CI restored with --locked-mode (or RestoreLockedMode=true), which forbids changing the lock file. The resolved graph differs from the committed packages.lock.json, so restore fails rather than silently updating the lock.

What this error means

A dotnet restore --locked-mode step fails saying the lock cannot be modified in locked mode, after a dependency change that was not re-locked. Removing --locked-mode "fixes" it locally, which confirms the lock is stale.

dotnet restore output
error : The packages lock file is inconsistent with the project dependencies so
restore can't be run in locked mode. Disable RestoreLockedMode or pass
--force-evaluate to update the lock file.

Common causes

Dependencies changed without regenerating the lock

A PackageReference or a central PackageVersion changed, but packages.lock.json was not refreshed, so locked-mode restore detects the drift and stops.

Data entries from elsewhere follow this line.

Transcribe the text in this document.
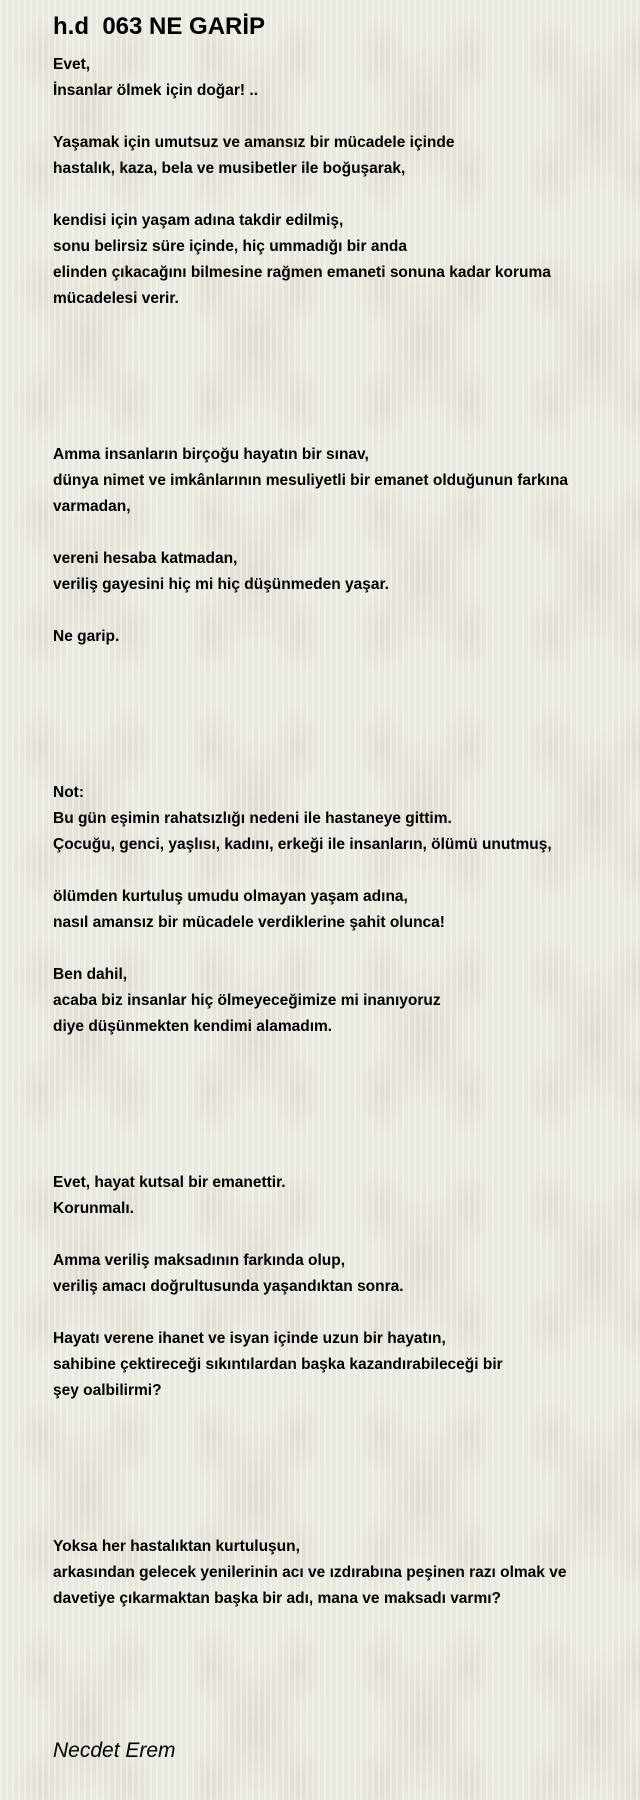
h.d  063 NE GARİP
Evet,
İnsanlar ölmek için doğar! ..
Yaşamak için umutsuz ve amansız bir mücadele içinde
hastalık, kaza, bela ve musibetler ile boğuşarak,
kendisi için yaşam adına takdir edilmiş,
sonu belirsiz süre içinde, hiç ummadığı bir anda
elinden çıkacağını bilmesine rağmen emaneti sonuna kadar koruma
mücadelesi verir.
Amma insanların birçoğu hayatın bir sınav,
dünya nimet ve imkânlarının mesuliyetli bir emanet olduğunun farkına
varmadan,
vereni hesaba katmadan,
veriliş gayesini hiç mi hiç düşünmeden yaşar.
Ne garip.
Not:
Bu gün eşimin rahatsızlığı nedeni ile hastaneye gittim.
Çocuğu, genci, yaşlısı, kadını, erkeği ile insanların, ölümü unutmuş,
ölümden kurtuluş umudu olmayan yaşam adına,
nasıl amansız bir mücadele verdiklerine şahit olunca!
Ben dahil,
acaba biz insanlar hiç ölmeyeceğimize mi inanıyoruz
diye düşünmekten kendimi alamadım.
Evet, hayat kutsal bir emanettir.
Korunmalı.
Amma veriliş maksadının farkında olup,
veriliş amacı doğrultusunda yaşandıktan sonra.
Hayatı verene ihanet ve isyan içinde uzun bir hayatın,
sahibine çektireceği sıkıntılardan başka kazandırabileceği bir
şey oalbilirmi?
Yoksa her hastalıktan kurtuluşun,
arkasından gelecek yenilerinin acı ve ızdırabına peşinen razı olmak ve
davetiye çıkarmaktan başka bir adı, mana ve maksadı varmı?
Necdet Erem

A transitive bump changed the resolved graph

Even without a direct edit, a newly published transitive version (with a floating range) can change the resolved set, making the committed lock stale under locked mode.

How to fix it

Regenerate and commit the lock file

Re-evaluate to refresh the lock, then commit it so locked-mode CI matches.

Terminal
dotnet restore --force-evaluate
git add **/packages.lock.json && git commit -m "Refresh NuGet lock file"

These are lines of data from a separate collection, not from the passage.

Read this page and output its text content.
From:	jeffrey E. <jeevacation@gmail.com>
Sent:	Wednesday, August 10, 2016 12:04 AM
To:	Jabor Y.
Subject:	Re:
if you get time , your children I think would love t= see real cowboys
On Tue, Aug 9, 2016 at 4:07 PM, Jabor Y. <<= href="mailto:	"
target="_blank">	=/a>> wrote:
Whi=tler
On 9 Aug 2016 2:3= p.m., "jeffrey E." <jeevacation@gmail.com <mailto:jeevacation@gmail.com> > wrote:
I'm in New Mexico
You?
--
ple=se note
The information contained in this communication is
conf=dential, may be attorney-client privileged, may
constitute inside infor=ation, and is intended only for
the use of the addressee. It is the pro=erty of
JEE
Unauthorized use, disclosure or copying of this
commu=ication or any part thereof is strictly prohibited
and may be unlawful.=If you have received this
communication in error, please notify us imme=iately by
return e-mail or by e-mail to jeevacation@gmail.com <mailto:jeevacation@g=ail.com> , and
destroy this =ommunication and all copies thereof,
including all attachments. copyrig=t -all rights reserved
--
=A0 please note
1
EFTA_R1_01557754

Keep locked mode strict in CI

Restore in locked mode so a PR that forgets to re-lock fails fast instead of drifting.

.github/workflows/ci.yml
dotnet restore --locked-mode
# or set per project:
# <RestoreLockedMode>true</RestoreLockedMode>

How to prevent it

  • Run dotnet restore --force-evaluate after any dependency change and commit the lock.
  • Enable RestorePackagesWithLockFile and keep packages.lock.json committed.
  • Avoid floating version ranges when you rely on locked-mode reproducibility.